Venenosa vergüenza
Los inmigrantes, sometidos a situaciones repetitivas de humillación, son uno de los colectivos que más padecen este sentimiento tan destructivo
ASISTO CON apenado interés al desastre del Brexit. Siempre he sido muy anglófila, pero ahora los veo caminar contra la historia y sumirse en un caos involucionista. Es lo que tienen los discursos del odio: empiezas con soflamas populistas contra los emigrantes y los vecinos europeos, y terminas envenenando todo y matándote con tus propios compañeros de viaje. Una vez que se suelta la bicha del odio no hay quien la pare; el sectarismo posee una fertilidad conejil que hace que vaya pariendo sucesivas subsectas cada vez más pequeñas, todas rabiosamente enfrentadas entre sí. Se diría que una buena parte del planeta ansía regresar a la horda.
La furia xenófoba que engorda en la Tierra tiene en el Brexit una expresión perfecta. La psicóloga Celia Arroyo, especializada en duelo migratorio, contaba hace un año en EL PAÍS que la mayoría de sus pacientes residen en Reino Unido. Según ella, el Brexit ha disparado la incertidumbre entre los emigrantes; alguno ha llegado a definir la situación como de “puro racismo”. Sé que el problema de los flujos migratorios es gravísimo, quizá el mayor reto que hoy enfrenta el mundo, y que, si no nos esforzamos en encontrar soluciones (y en lograr que los emigrantes prefieran quedarse en sus países), el populismo ultrarreaccionario lo utilizará de caballo de Troya para tomar el poder. Pero es imposible no dolerse ante el aumento de la xenofobia y ante el dolor que el rechazo provoca en tanta gente.
Dolor y vergüenza. Los últimos trabajos de Celia Arroyo se centran precisamente en la vergüenza, un sentimiento nefasto se mire por donde se mire. Hay otras emociones negativas, como el miedo o la culpa, que, si no se desmesuran patológicamente, tienen su utilidad: avisan de peligros, te hacen consciente de tu responsabilidad. Pero la vergüenza es puro veneno, “es una emoción que nos hace sentir inadecuados, deficitarios, incluso no merecedores de que nos sucedan cosas buenas o nos amen las personas adecuadas”, dice Celia. Es algo que está muy relacionado con la inseguridad y la baja autoestima. ¿Quién no ha sentido vergüenza alguna vez? A mí me ha sucedido en ocasiones, y arden los momentos en mi memoria o más bien en mi carne, porque parecen tan hirientes que su dolor es físico. Se trata de un sentimiento tan destructivo que nos es muy difícil de manejar; la vergüenza nos da mucha vergüenza, y si yo ahora te pidiera que contaras públicamente alguna de tus vivencias más vergonzosas, probablemente te incomodaría hacerlo, salvo que se tratara de un recuerdo de infancia, por ejemplo, en el que ya no te sintieras implicado.

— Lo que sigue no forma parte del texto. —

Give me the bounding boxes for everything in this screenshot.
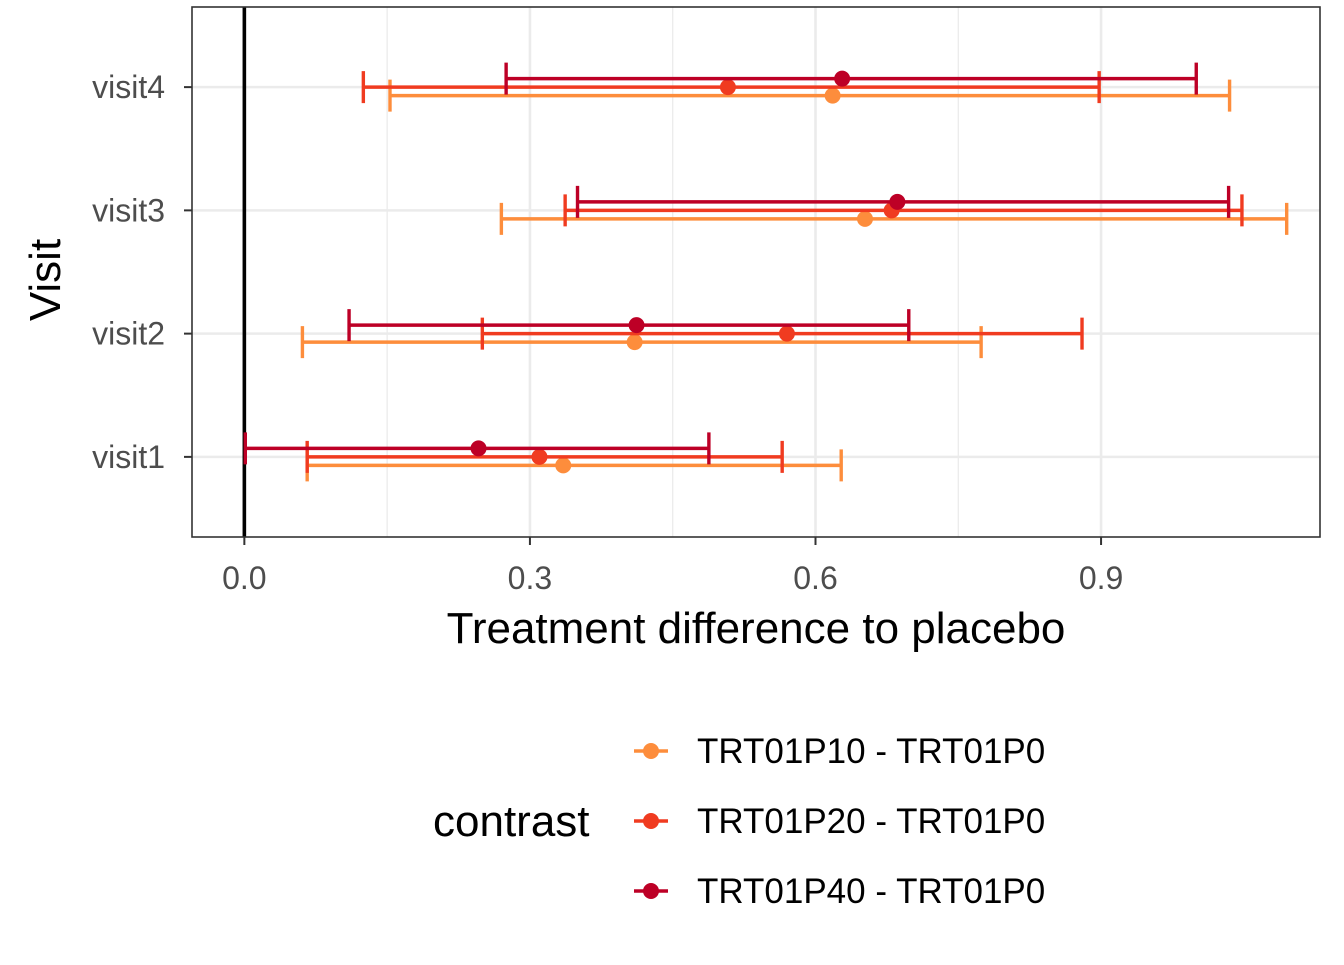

Pues bien, si las personas son sometidas a situaciones repetitivas de humillación, el sentimiento puede cristalizar y enfermar a la víctima de modo permanente. Esa es una de las consecuencias del acoso infantil: a menudo queda la secuela de la falta de autoestima. También hay padres y madres que machacan a sus hijos, que los avergüenzan y los dejan marcados: no todas las familias son protectoras. Y aquí regresamos de nuevo a los emigrantes, que, dice Celia Arroyo, son un colectivo especialmente expuesto a sufrir problemas de vergüenza. Pueden incluso ser personas con amplio currículo profesional, inteligentes, capacitados, pero llegan a un país en el que no dominan la lengua ni las costumbres y todos les miran despectivamente (y cada día más) como extranjeros.
En el libro Incógnito, del neurocientífico David Eagleman (Anagrama), el autor nos cuenta que hace décadas que los investigadores están buscando el gen relacionado con la esquizofrenia, y que, de hecho, han encontrado unos cuantos. Sin embargo, ningún gen te predispone a sufrir esta psicosis tanto como el color de tu pasaporte. Según varios estudios, “la tensión social de ser inmigrante en un nuevo país es uno de los factores fundamentales para padecer esquizofrenia”. Cuanta menos aceptación social, más posibilidad de enfermar: “Parece ser que un repetido rechazo social perturba el funcionamiento normal de los sistemas de dopamina”. Así que este viento creciente de xenofobia no sólo nos va a hacer más agresivos, más sectarios, más pueblerinos y más reaccionarios, sino que va a llenar el mundo de psicóticos.